The data of last node will be 2 and the next of last node will be null and the data of first node will still 1 but the next of first node will be the tail, how this is happening ?

How head.next is changed in singly linkedlist ?

1
javaalgorithmoopdata-structureslinked-list
I believe your confusion will be cleared after understand how pointer works. - Roy Lee
indeed , the problem is solved . thank you - Logarithm Man
if that's what you're looking for, you may mark as "the answer". :) Welcome to SO. - Roy Lee
for sure , i am sorry . i am new member in stacoverflow - Logarithm Man

1 Answers

1
votes

how head.next is changed in singly linkedlist ?

Short answer: Because initially both first and last are pointing to the same node, last.next = x indirectly causes first.next = x.

Long answer:

The heart of it is object reference (pointer).

To understand why it changed, first you have to understand how pointer works in Java, a very high level language where you are hidden from all the nasty yet tedious memory manipulations.

tldr; I would refer you to watch this epic video that talks about pointer, Binky Pointer Video.

How Pointer works in Java

1. Memory allocation:

Statement below allocates new memories to hold node values(data & next). x is now holding the address value, i.e: 0x1ACD to actual node value. In other word, x is a node pointer.

  node x = new node(data,null); //0x1ACD

2. Pointer Dereferencing:

In order to access the actual node values, we need to dereference the address value. Pointer dereferencing happens when you access properties in Object, i.e: node.Next. The following statement dereference last and the object assignment copies the address value in x to next(property in last).

  last.next = x;

3. Object assignments:

Due to internal Java design (memory efficiency), instead of cloning the entire node value(in real world, it could be huge), object assignments copy only address value.

first and last now holds the same address value as x, which is address to actual node values.

public void add(int data){
    ...
    first = x; 
    last = x;
    ...
}

You may ask what is so great about this? Well, take the following example:

public void add(int data){
    ...
    first = x; 
    last = x;
    last.next = new node(123,null);
    ...
}

Note that now, last.next == first.next. Changing of node value via last also appears to modify first, because both of them are pointing to the same node values.

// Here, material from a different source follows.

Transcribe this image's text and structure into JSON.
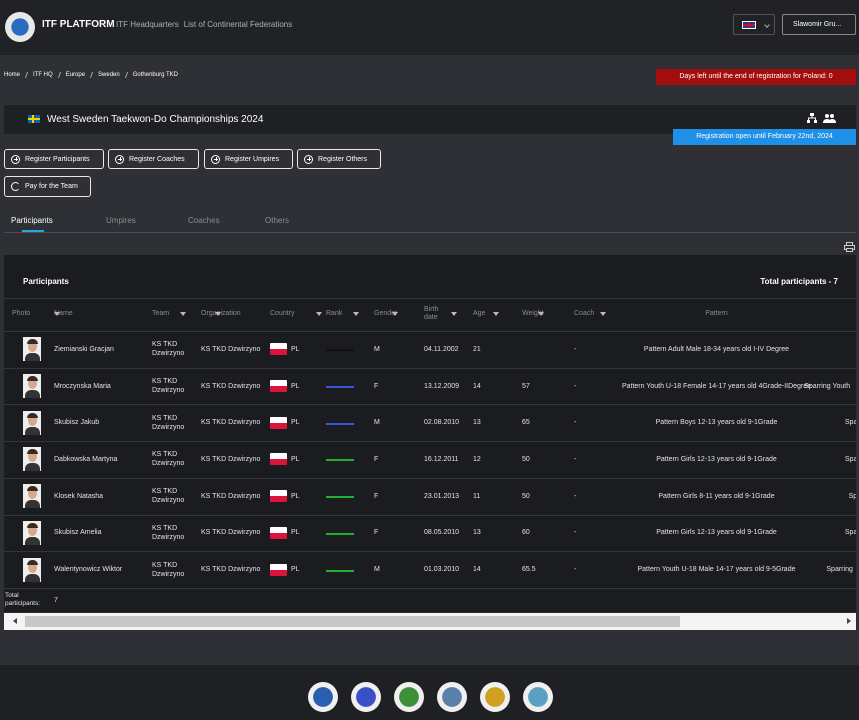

This is the complete answer to how head.next is changed in singly linkedlist ?

References:

  1. https://softwareengineering.stackexchange.com/questions/207196/do-pointers-really-exist-in-java
  2. https://softwareengineering.stackexchange.com/questions/141834/how-is-a-java-reference-different-from-a-c-pointer

Illustrations:

Step 1: When we add(1) to an empty list:

public void add(int data) {
    ...
    first= x; 
    ...
    last = x;
    ...
} 

// after:
   [1] <- first, last           // first and last now pointing to the same `node:x`.  
    |
   [/] <- first.next, last.next // first.next, last.next pointing to null.

Step 2: Now, when we add(2) to the previous list(non-empty):

// before:
   [1] <- first, last          
    |
   [/] <- first.next, last.next // first.next, last.next pointing to null.

public void add(int data) {
    ...
    // technically, since first and last pointing to the same node[1],
    // x actually being assigned to both first.next and last.next.
    last.next= x; 
    ...
    last = x;     // update last from previous-x to current-x.
    ...
} 

// after:
   [1] <- first
    |
   [2] <- last      // first.next, last is pointing to the new `node:x`.
    |
   [/] <- last.next // last.next to null.

Step 3 and etc: Now, let's add(3) or subsequent values to the list(non-empty):

// before:
   [1] <- first
    |
   [2] <- last      
    |
   [/] <- last.next // last.next to null.

public void add(int data) {
    ...
    last.next= x; // access previous-x and assign x to previous-x's next.
    ...
    last = x;     // update last from previous-x to current-x.
    ...
} 

// after:
   [1] <- first
    |
   [2]         
    |
   [3] <- last      // last is pointing to the new `node:x`. 
    |
   [/] <- last.next // last.next to null.

Note:

  • first always pointing to first node in list.

  • last always pointing to last node in list.

  • last.next is always pointing to null. Via Add(), a new node is always appended to the end of the list via assignment to last.next.